Costs a few hundred thousand per server, it's a huge expense if you want it at your home but a rounding error for most organizations.

bottlepalm 1 day ago
You're buying what exactly for a few hundred thousand? and running what model on it? to support how many users? at what tps?
- fooker 1 day ago
  
  Not every use case is a cloud provider or tech giant.
  Newer Blackwell does 200+ tokens per second on the largest models and tens of thousands on the smaller models. Most military applications require fast smaller models, I'd imagine.
  Also, custom chips are reportedly approaching an order of magnitude more for the price. It's a matter of availability right now, but that will be solved at some point.

reactordev 1 day ago

I run local models on Mac studios and they are more than capable.

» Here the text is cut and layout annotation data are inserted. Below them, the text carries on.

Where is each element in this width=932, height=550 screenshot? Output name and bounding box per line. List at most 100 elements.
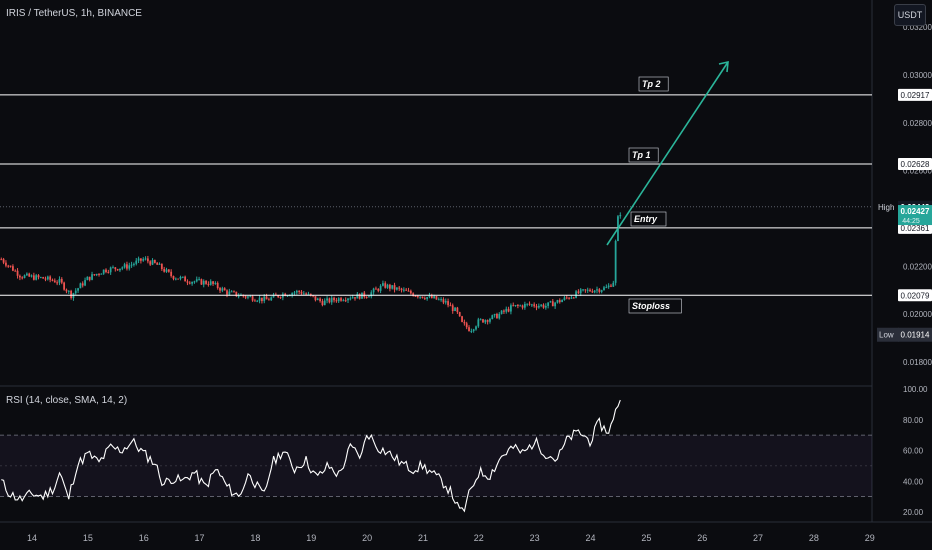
candle-body xyxy=(74,290,77,294)
candle-body xyxy=(558,300,561,303)
candle-body xyxy=(51,279,54,281)
candle-body xyxy=(5,262,7,266)
candle-body xyxy=(398,287,401,289)
candle-body xyxy=(167,269,170,272)
candle-body xyxy=(79,283,82,289)
candle-body xyxy=(279,297,282,299)
candle-body xyxy=(337,298,340,302)
candle-body xyxy=(67,290,70,292)
candle-body xyxy=(221,288,224,291)
candle-body xyxy=(316,298,319,301)
candle-body xyxy=(123,264,126,268)
candle-body xyxy=(533,304,536,307)
time-tick-label: 17 xyxy=(195,533,205,543)
candle-body xyxy=(451,305,454,312)
candle-body xyxy=(84,280,86,286)
candle-body xyxy=(251,296,254,301)
candle-body xyxy=(258,297,261,301)
candle-body xyxy=(370,292,373,297)
candle-body xyxy=(551,301,554,307)
candle-body xyxy=(100,273,103,275)
candle-body xyxy=(226,290,228,295)
candle-body xyxy=(486,320,489,322)
candle-body xyxy=(375,288,377,290)
candle-body xyxy=(579,289,582,294)
candle-body xyxy=(556,300,559,303)
candle-body xyxy=(212,281,214,284)
candle-body xyxy=(0,259,3,261)
rsi-tick-label: 100.00 xyxy=(903,385,928,394)
price-tick-label: 0.02800 xyxy=(903,119,932,128)
candle-body xyxy=(107,272,110,274)
candle-body xyxy=(605,287,608,289)
time-tick-label: 22 xyxy=(474,533,484,543)
candle-body xyxy=(109,267,112,273)
candle-body xyxy=(340,298,342,301)
trade-levels: 0.02917 0.02628 0.02361 0.02079 Tp 2 Tp 1 Entr… xyxy=(0,76,932,314)
time-tick-label: 19 xyxy=(306,533,316,543)
rsi-tick-label: 60.00 xyxy=(903,447,924,456)
candle-body xyxy=(114,267,117,270)
candle-body xyxy=(500,310,503,314)
candle-body xyxy=(25,273,28,276)
candle-body xyxy=(475,326,477,330)
low-price-badge xyxy=(898,327,932,342)
candle-body xyxy=(444,301,447,303)
candle-body xyxy=(565,297,568,299)
candle-body xyxy=(23,275,26,278)
candle-body xyxy=(223,288,226,291)
candle-body xyxy=(295,290,298,293)
candle-body xyxy=(42,277,45,279)
candle-body xyxy=(530,304,533,306)
level-price-value: 0.02917 xyxy=(901,91,930,100)
level-text-label: Tp 2 xyxy=(642,79,661,89)
low-label: Low xyxy=(879,331,894,340)
candle-body xyxy=(519,305,522,307)
candle-body xyxy=(572,297,575,299)
candle-body xyxy=(146,258,149,262)
candle-body xyxy=(528,303,531,305)
candle-body xyxy=(142,259,145,261)
candle-body xyxy=(179,276,182,279)
candle-body xyxy=(456,307,459,313)
candle-body xyxy=(277,295,280,298)
level-price-badge xyxy=(898,88,932,101)
currency-button[interactable]: USDT xyxy=(894,4,926,26)
candle-body xyxy=(193,281,196,283)
candle-body xyxy=(9,265,12,267)
candle-body xyxy=(454,307,456,312)
level-text-box xyxy=(628,147,659,163)
time-tick-label: 16 xyxy=(139,533,149,543)
candle-body xyxy=(389,284,391,289)
candle-body xyxy=(298,290,301,292)
candle-body xyxy=(619,214,622,217)
time-tick-label: 24 xyxy=(585,533,595,543)
candle-body xyxy=(542,304,545,308)
price-tick-label: 0.03200 xyxy=(903,23,932,32)
candle-body xyxy=(540,304,543,306)
candle-body xyxy=(202,280,205,285)
candle-body xyxy=(261,297,263,302)
candle-body xyxy=(174,278,177,280)
candle-body xyxy=(575,291,577,298)
candle-body xyxy=(614,241,617,283)
candle-body xyxy=(414,295,417,297)
candle-body xyxy=(126,264,128,269)
candle-body xyxy=(91,274,93,280)
candle-body xyxy=(421,296,424,299)
time-tick-label: 23 xyxy=(530,533,540,543)
candle-body xyxy=(549,301,552,303)
candle-body xyxy=(93,274,96,276)
level-text-label: Entry xyxy=(634,214,658,224)
candle-body xyxy=(507,308,510,312)
rsi-tick-label: 20.00 xyxy=(903,508,924,517)
candle-body xyxy=(16,270,19,276)
candle-body xyxy=(53,280,56,283)
candle-body xyxy=(437,299,440,301)
level-price-value: 0.02079 xyxy=(901,291,930,300)
candle-body xyxy=(30,275,33,277)
candle-body xyxy=(130,264,133,266)
candle-body xyxy=(402,289,405,291)
candle-body xyxy=(458,312,461,317)
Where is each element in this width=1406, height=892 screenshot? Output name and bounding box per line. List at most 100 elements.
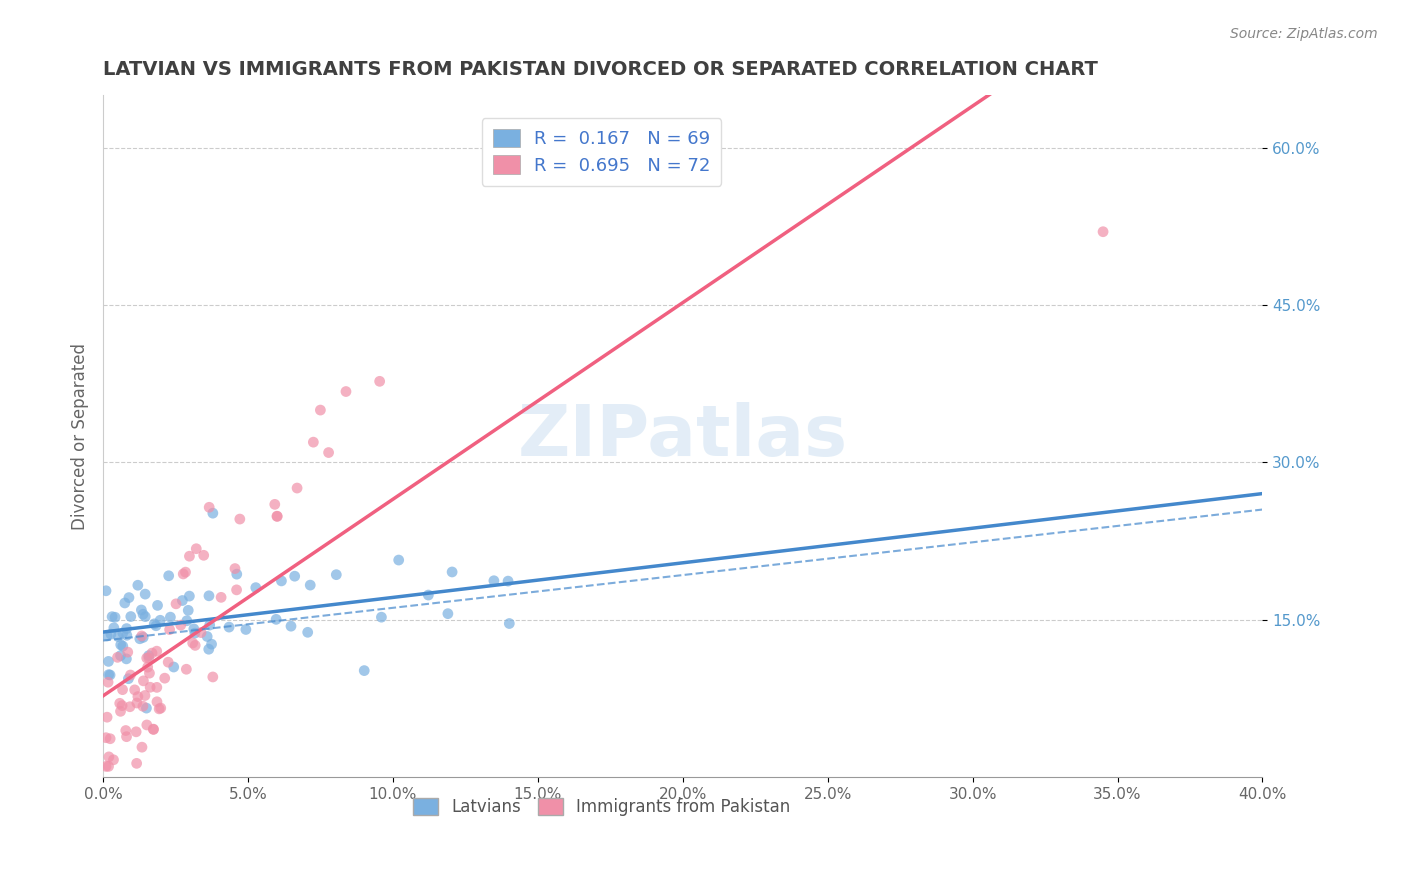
Point xyxy=(108,696,131,710)
Point xyxy=(159,610,181,624)
Point xyxy=(97,759,120,773)
Point xyxy=(218,620,240,634)
Point xyxy=(138,666,160,681)
Point xyxy=(201,506,224,520)
Point xyxy=(131,603,153,617)
Point xyxy=(111,639,134,653)
Point xyxy=(297,625,319,640)
Point xyxy=(146,599,169,613)
Point xyxy=(117,672,139,686)
Point xyxy=(284,569,307,583)
Point xyxy=(131,740,153,755)
Point xyxy=(107,650,129,665)
Point xyxy=(117,645,139,659)
Point xyxy=(115,622,138,636)
Point xyxy=(97,667,120,681)
Point xyxy=(145,644,167,658)
Point xyxy=(142,723,165,737)
Point xyxy=(143,616,166,631)
Point xyxy=(101,609,124,624)
Point xyxy=(98,731,121,746)
Point xyxy=(280,619,302,633)
Point xyxy=(198,589,221,603)
Point xyxy=(441,565,464,579)
Point xyxy=(94,759,117,773)
Point xyxy=(132,607,155,622)
Point xyxy=(388,553,411,567)
Point xyxy=(134,689,156,703)
Point xyxy=(115,628,138,642)
Point xyxy=(1092,225,1115,239)
Point xyxy=(120,609,142,624)
Point xyxy=(96,710,118,724)
Point xyxy=(118,699,141,714)
Point xyxy=(229,512,252,526)
Text: LATVIAN VS IMMIGRANTS FROM PAKISTAN DIVORCED OR SEPARATED CORRELATION CHART: LATVIAN VS IMMIGRANTS FROM PAKISTAN DIVO… xyxy=(103,60,1098,78)
Point xyxy=(111,626,134,640)
Point xyxy=(225,567,247,582)
Point xyxy=(124,682,146,697)
Point xyxy=(94,583,117,598)
Point xyxy=(97,750,120,764)
Point xyxy=(115,730,138,744)
Point xyxy=(157,568,180,582)
Point xyxy=(110,704,132,718)
Point xyxy=(97,654,120,668)
Point xyxy=(302,435,325,450)
Point xyxy=(183,622,205,636)
Point xyxy=(115,652,138,666)
Point xyxy=(186,541,208,556)
Point xyxy=(100,627,122,641)
Point xyxy=(197,642,219,657)
Point xyxy=(266,509,288,524)
Point xyxy=(120,668,142,682)
Point xyxy=(437,607,460,621)
Point xyxy=(94,731,117,745)
Point xyxy=(128,632,150,646)
Point xyxy=(198,618,221,632)
Point xyxy=(184,626,207,640)
Point xyxy=(153,671,176,685)
Point xyxy=(224,561,246,575)
Point xyxy=(172,566,194,581)
Point xyxy=(170,618,193,632)
Point xyxy=(190,625,212,640)
Text: Source: ZipAtlas.com: Source: ZipAtlas.com xyxy=(1230,27,1378,41)
Point xyxy=(264,612,287,626)
Point xyxy=(127,578,149,592)
Text: ZIPatlas: ZIPatlas xyxy=(517,401,848,471)
Point xyxy=(114,723,136,738)
Point xyxy=(174,565,197,579)
Point xyxy=(309,403,332,417)
Point xyxy=(159,623,181,637)
Point xyxy=(353,664,375,678)
Point xyxy=(139,680,162,694)
Point xyxy=(110,648,132,663)
Point xyxy=(136,660,159,674)
Point xyxy=(193,549,215,563)
Point xyxy=(135,718,157,732)
Point xyxy=(142,722,165,736)
Point xyxy=(127,690,149,704)
Point xyxy=(149,613,172,627)
Point xyxy=(335,384,357,399)
Point xyxy=(318,445,340,459)
Point xyxy=(368,374,391,388)
Point xyxy=(263,497,285,511)
Point xyxy=(135,651,157,665)
Point xyxy=(138,648,160,663)
Point xyxy=(270,574,292,588)
Point xyxy=(125,756,148,771)
Legend: Latvians, Immigrants from Pakistan: Latvians, Immigrants from Pakistan xyxy=(406,791,797,823)
Point xyxy=(96,629,118,643)
Point xyxy=(146,695,169,709)
Point xyxy=(184,639,207,653)
Point xyxy=(111,698,134,713)
Point xyxy=(177,603,200,617)
Point xyxy=(157,655,180,669)
Point xyxy=(149,701,172,715)
Point xyxy=(125,696,148,710)
Point xyxy=(98,668,121,682)
Point xyxy=(225,582,247,597)
Point xyxy=(482,574,505,588)
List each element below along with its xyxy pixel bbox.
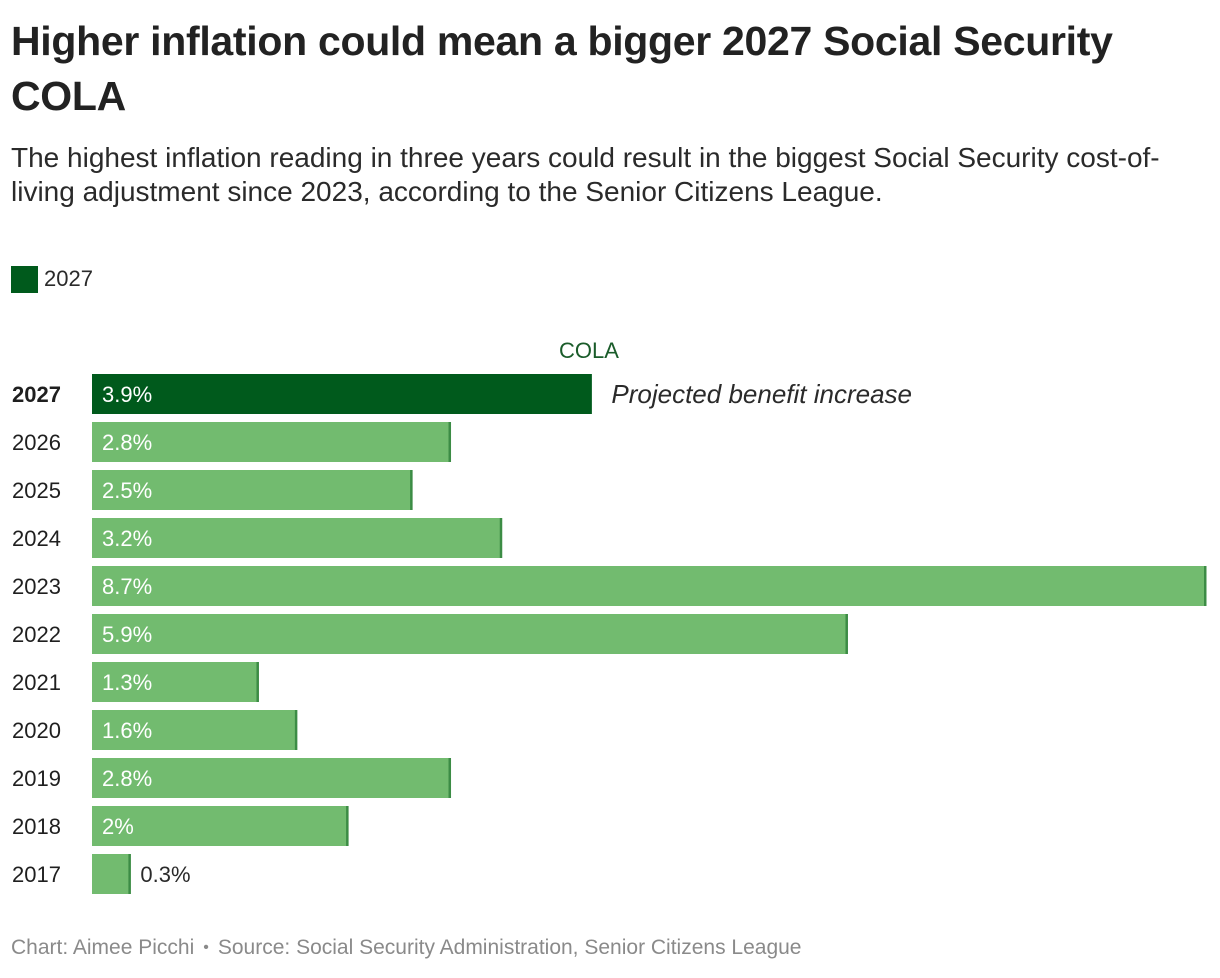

Don’t spread fud.

bottlepalm 1 day ago
You're spreading fud. There's nothing you can run locally that's on par with the speed/intelligence of a SOTA model.
- 3836293648 1 day ago
  
  You may be correct about the level of models you can actually run on consumer hardware, but it's not fud and you're being needlessly aggressive here.
- CamperBob2 21 hours ago
  
  Incorrect as of a couple of days ago, when Qwen 3.5 came out. It's a GPT 5-class model that you can run at full strength on a small DGX Spark or Mac cluster, and it still works pretty well after quantization.